Massachusetts has been walking down this exchange-and-public-program-expansion road for six years now, since Mitt Romney signed RomneyCare. Massachusetts has been vacuuming up doctors and nurses from Costa Rica and elsewhere and still has been finding that the cost of treating your state population is higher when 97% are insured than it was when 88% were insured. And there aren’t enough loose doctors and nurses in the rest of the world for the ACA to vacuum up enough of them to meet the needs of not 1 state but 50 states.
…What is your guess as to what will happen if the ACA works for access, works for quality, works for coverage–but the extra health-care workforce needed isn’t there, and the lines start to get longer?
Pointer from Tyler Cowen.
Until the election, this sort of question had only been asked by conservative economists.

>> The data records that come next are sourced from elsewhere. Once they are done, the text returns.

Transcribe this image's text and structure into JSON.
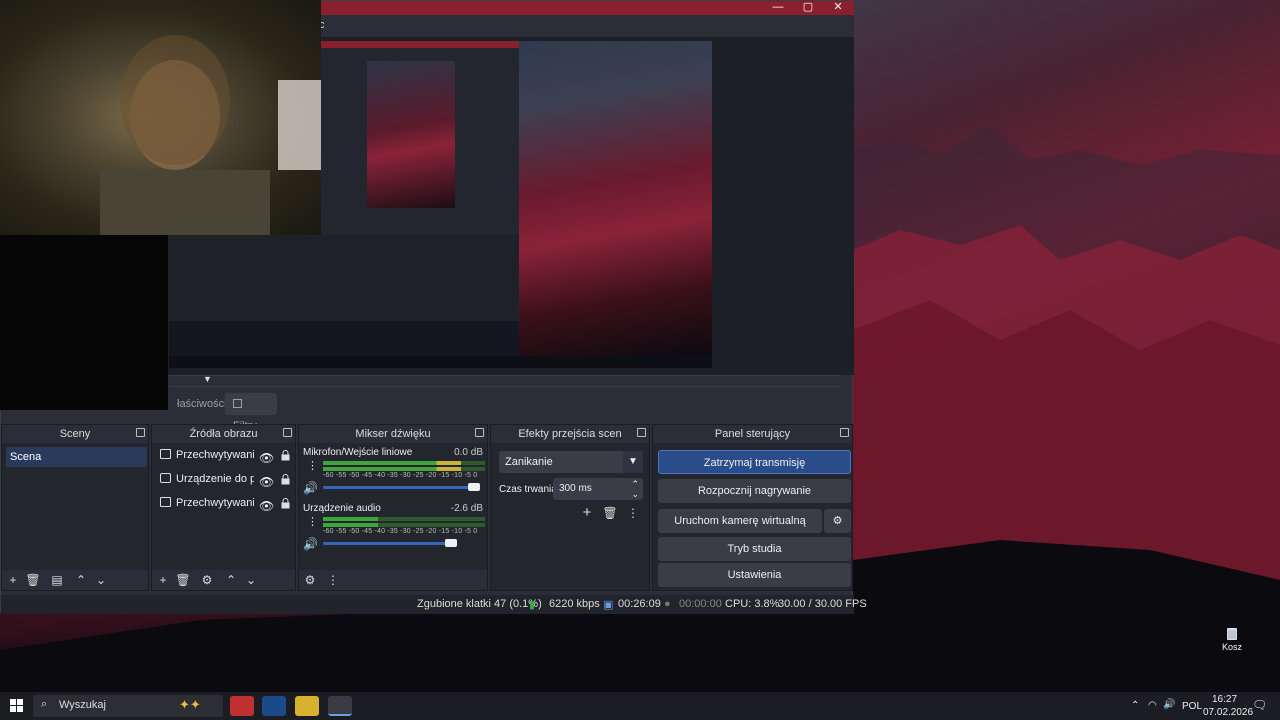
{
  "obs": {
    "menu_fragment": "c",
    "window_controls": {
      "minimize": "—",
      "maximize": "▢",
      "close": "✕"
    },
    "tabs": {
      "properties": "łaściwości",
      "filters": "Filtry"
    },
    "docks": {
      "scenes": {
        "title": "Sceny",
        "items": [
          "Scena"
        ]
      },
      "sources": {
        "title": "Źródła obrazu",
        "items": [
          {
            "label": "Przechwytywanie o",
            "icon": "window-capture-icon"
          },
          {
            "label": "Urządzenie do prze",
            "icon": "camera-icon"
          },
          {
            "label": "Przechwytywanie e",
            "icon": "monitor-icon"
          }
        ]
      },
      "mixer": {
        "title": "Mikser dźwięku",
        "channels": [
          {
            "name": "Mikrofon/Wejście liniowe",
            "db": "0.0 dB",
            "level": 0.85,
            "volume": 0.97
          },
          {
            "name": "Urządzenie audio",
            "db": "-2.6 dB",
            "level": 0.34,
            "volume": 0.83
          }
        ],
        "scale": "-60 -55 -50 -45 -40 -35 -30 -25 -20 -15 -10 -5 0"
      },
      "transitions": {
        "title": "Efekty przejścia scen",
        "selected": "Zanikanie",
        "duration_label": "Czas trwania",
        "duration_value": "300 ms"
      },
      "controls": {
        "title": "Panel sterujący",
        "buttons": [
          "Zatrzymaj transmisję",
          "Rozpocznij nagrywanie",
          "Uruchom kamerę wirtualną",
          "Tryb studia",
          "Ustawienia"
        ]
      }
    },
    "status": {
      "dropped": "Zgubione klatki 47 (0.1%)",
      "bitrate": "6220 kbps",
      "stream_time": "00:26:09",
      "rec_time": "00:00:00",
      "cpu": "CPU: 3.8%",
      "fps": "30.00 / 30.00 FPS"
    },
    "colors": {
      "accent": "#2a4d8a",
      "titlebar": "#8a1f2e",
      "meter_green": "#3fa63f",
      "meter_yellow": "#c9b43a",
      "meter_red": "#c0392b"
    }
  },
  "desktop": {
    "recycle_bin": "Kosz"
  },
  "taskbar": {
    "search_placeholder": "Wyszukaj",
    "language": "POL",
    "time": "16:27",
    "date": "07.02.2026",
    "apps": [
      "brave-icon",
      "steam-icon",
      "folder-icon",
      "obs-icon"
    ]
  }
}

Perhaps this is an early example of the pattern of self-examination that I thought might take place after the election. When it comes to their policy portfolios, the Republicans will be second-guessing themselves in terms of political positioning. Meanwhile, the Democrats may be second-guessing themselves in terms of feasibility.
I have been wondering about this ever since the ACA passed.

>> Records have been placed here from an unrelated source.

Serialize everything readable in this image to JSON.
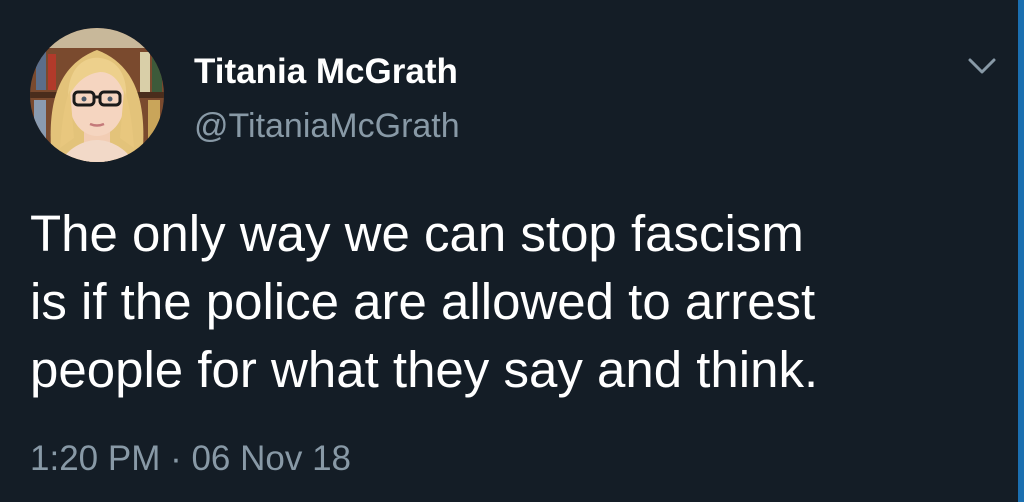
{
  "tweet": {
    "author": {
      "display_name": "Titania McGrath",
      "handle": "@TitaniaMcGrath"
    },
    "text": "The only way we can stop fascism\nis if the police are allowed to arrest\npeople for what they say and think.",
    "timestamp": "1:20 PM · 06 Nov 18",
    "menu_icon": "chevron-down-icon"
  },
  "colors": {
    "background": "#141d26",
    "primary_text": "#ffffff",
    "secondary_text": "#8899a6",
    "edge_accent": "#1b6fb0"
  }
}
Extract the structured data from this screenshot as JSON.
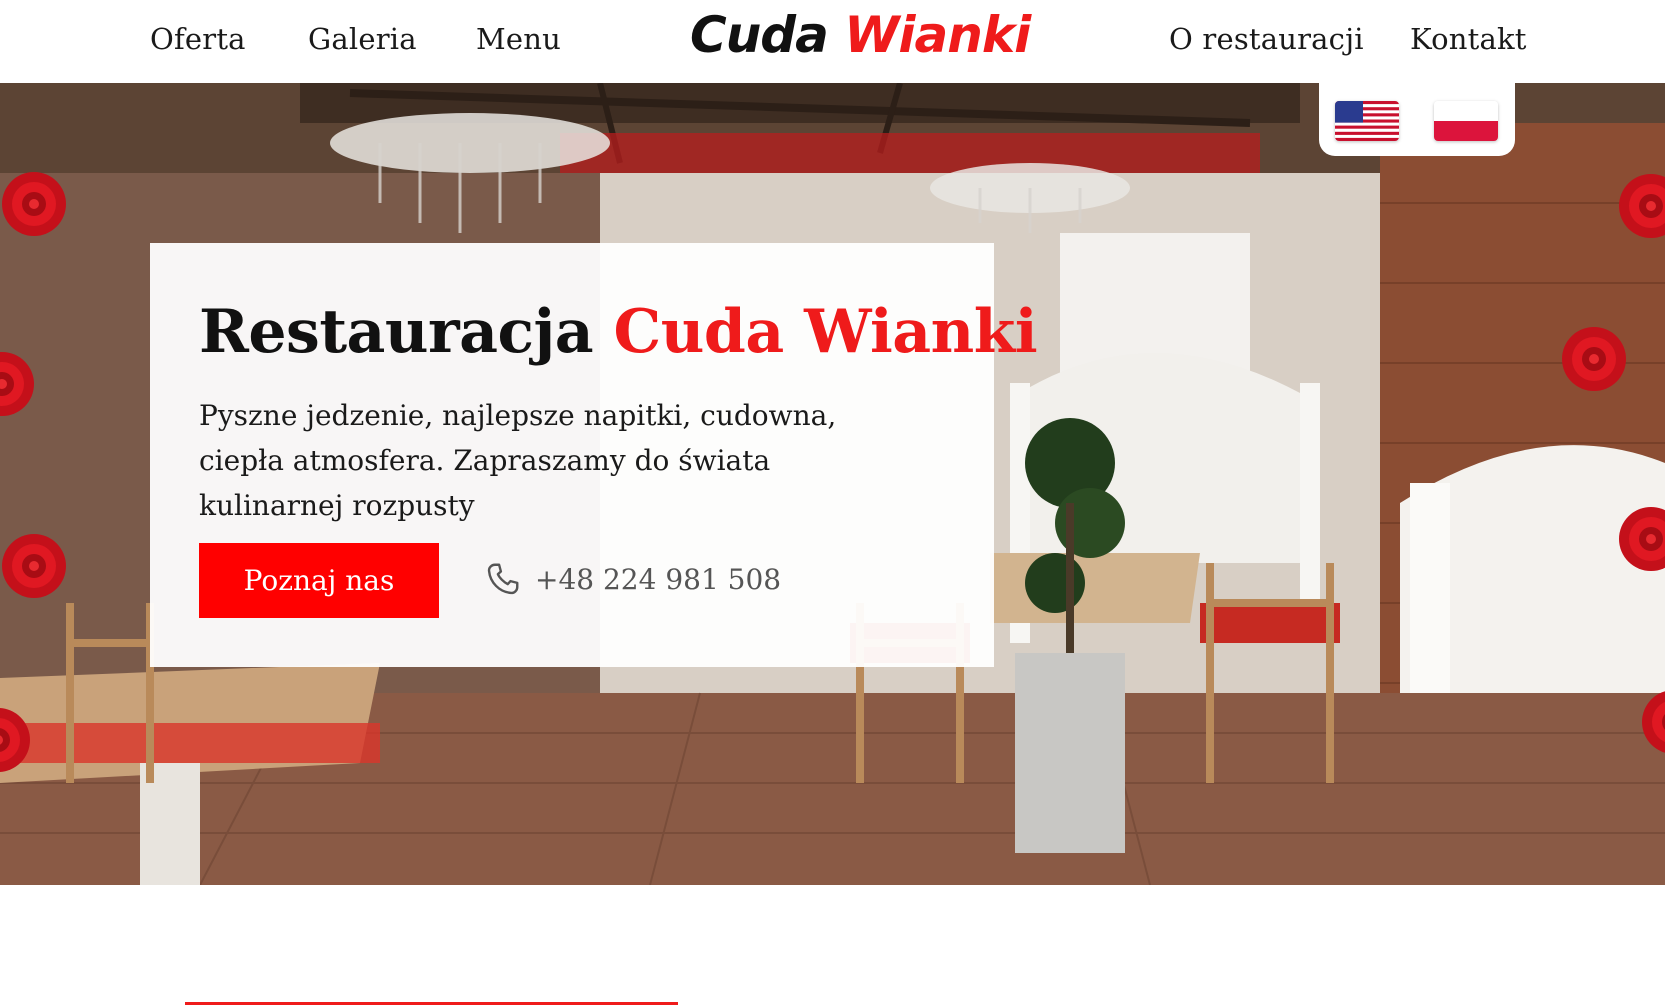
{
  "nav": {
    "left": [
      "Oferta",
      "Galeria",
      "Menu"
    ],
    "right": [
      "O restauracji",
      "Kontakt"
    ]
  },
  "logo": {
    "word1": "Cuda",
    "word2": "Wianki"
  },
  "lang": {
    "options": [
      "us-flag-icon",
      "pl-flag-icon"
    ]
  },
  "hero": {
    "title_plain": "Restauracja",
    "title_accent": "Cuda Wianki",
    "lead": "Pyszne jedzenie, najlepsze napitki, cudowna, ciepła atmosfera. Zapraszamy do świata kulinarnej rozpusty",
    "cta_label": "Poznaj nas",
    "phone": "+48 224 981 508"
  },
  "colors": {
    "accent": "#ef1b1b",
    "button": "#ff0000",
    "text": "#111111"
  },
  "icons": [
    "phone-icon",
    "rose-icon"
  ]
}
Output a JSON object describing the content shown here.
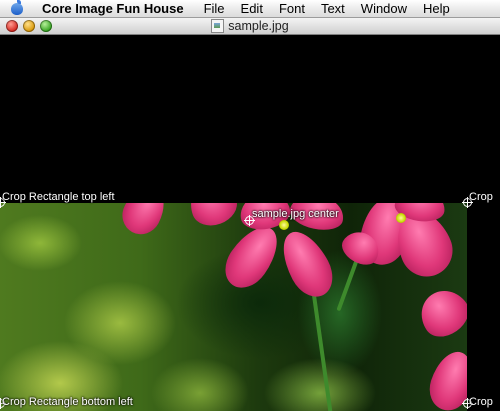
{
  "menubar": {
    "app_name": "Core Image Fun House",
    "items": [
      "File",
      "Edit",
      "Font",
      "Text",
      "Window",
      "Help"
    ]
  },
  "window": {
    "title": "sample.jpg"
  },
  "overlays": {
    "crop_top_left": "Crop Rectangle top left",
    "crop_top_right": "Crop",
    "image_center": "sample.jpg center",
    "crop_bottom_left": "Crop Rectangle bottom left",
    "crop_bottom_right": "Crop"
  },
  "colors": {
    "canvas_background": "#000000",
    "petal": "#e0387a",
    "foliage": "#4f7a1f"
  },
  "icons": {
    "apple": "apple-icon",
    "close": "close-icon",
    "minimize": "minimize-icon",
    "zoom": "zoom-icon",
    "document": "document-icon",
    "crosshair": "crosshair-icon"
  }
}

Do you suppose this can be used as a lever to break the stranglehold of occupational licensing in the healthcare field?
It might be possible to loosen some of the restrictions. Perhaps we could get a law change that allows for stuff that can legally only done by doctors to be done by nurses/physician assistants “under supervision from doctors”.
…except that here in the South there is a ‘first mover’ problem, for one skills redefinition (devaluation?) inevitably leads to others. One often sees healthcare providers firmly in the Republican camp. Consequently, Republicans may be unwilling to loosen the ‘ties that bind’, in terms of current healthcare valuations in payscales and job designations. What’s more, the economic benefits of a new oil surplus may make the South ‘dig in’ and refuse to consider structural changes in services offerings. Which is why I believe northern states may be the first to look towards licensing changes for solutions or at the very least, non-monetary solutions in volunteer skills structures.
I think we’re seeing some of that supply-side reaction right now, with the explosion in number of retail health clinics. Throw in some licensing reform, and that could help drive prices down even more.